Quantum computers operate on quantum states — objects that live in a Hilbert space and obey the laws of quantum mechanics. Classical data (numbers, images, sensor readings) does not. Before any quantum algorithm can process classical data, that data must be encoded into a quantum state.

This page explains what that means, why it matters, and how different encoding strategies produce fundamentally different quantum representations.


The Problem

  Classical world                     Quantum world
  ─────────────────                   ─────────────────

  x = [0.3, 0.7, 0.1, 0.5]          |ψ⟩ ∈ ℂ^{2ⁿ}

  A vector of real numbers.           A unit vector in exponentially
  Lives in ℝⁿ.                        large Hilbert space.
  Processed by CPUs / GPUs.           Processed by quantum gates.

                         ?
                   ──────────────►
                   How do we get
                   from here to there?

A quantum computer cannot directly "read" a floating-point number. It can only manipulate quantum bits (qubits) through unitary operations (gates). The encoding defines a mapping:

\[ x \in \mathbb{R}^n \;\longmapsto\; |\psi(x)\rangle = U(x)\,|0\rangle^{\otimes m} \]
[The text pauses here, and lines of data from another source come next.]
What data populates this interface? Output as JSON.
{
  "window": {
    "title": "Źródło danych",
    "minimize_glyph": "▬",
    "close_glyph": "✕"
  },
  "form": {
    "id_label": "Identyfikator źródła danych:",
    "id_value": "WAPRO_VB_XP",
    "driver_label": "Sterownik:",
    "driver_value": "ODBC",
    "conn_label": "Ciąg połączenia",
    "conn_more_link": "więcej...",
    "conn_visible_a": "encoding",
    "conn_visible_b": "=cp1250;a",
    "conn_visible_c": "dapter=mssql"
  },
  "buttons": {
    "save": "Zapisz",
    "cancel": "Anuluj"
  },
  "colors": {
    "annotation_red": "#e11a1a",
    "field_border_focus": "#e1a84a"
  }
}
where \( U(x) \) is a data-dependent quantum circuit — a sequence of gates whose angles, structure, or both depend on the input \( x \).


Why It Matters

The encoding determines the geometry of the feature space that the quantum model works in. Two different encodings map the same classical data into completely different quantum states, leading to different:

  • Decision boundaries in classification
  • Kernel functions in quantum kernel methods
  • Gradient landscapes in variational training
  • Expressibility (which functions the model can represent)
  • Trainability (how easy it is to optimise)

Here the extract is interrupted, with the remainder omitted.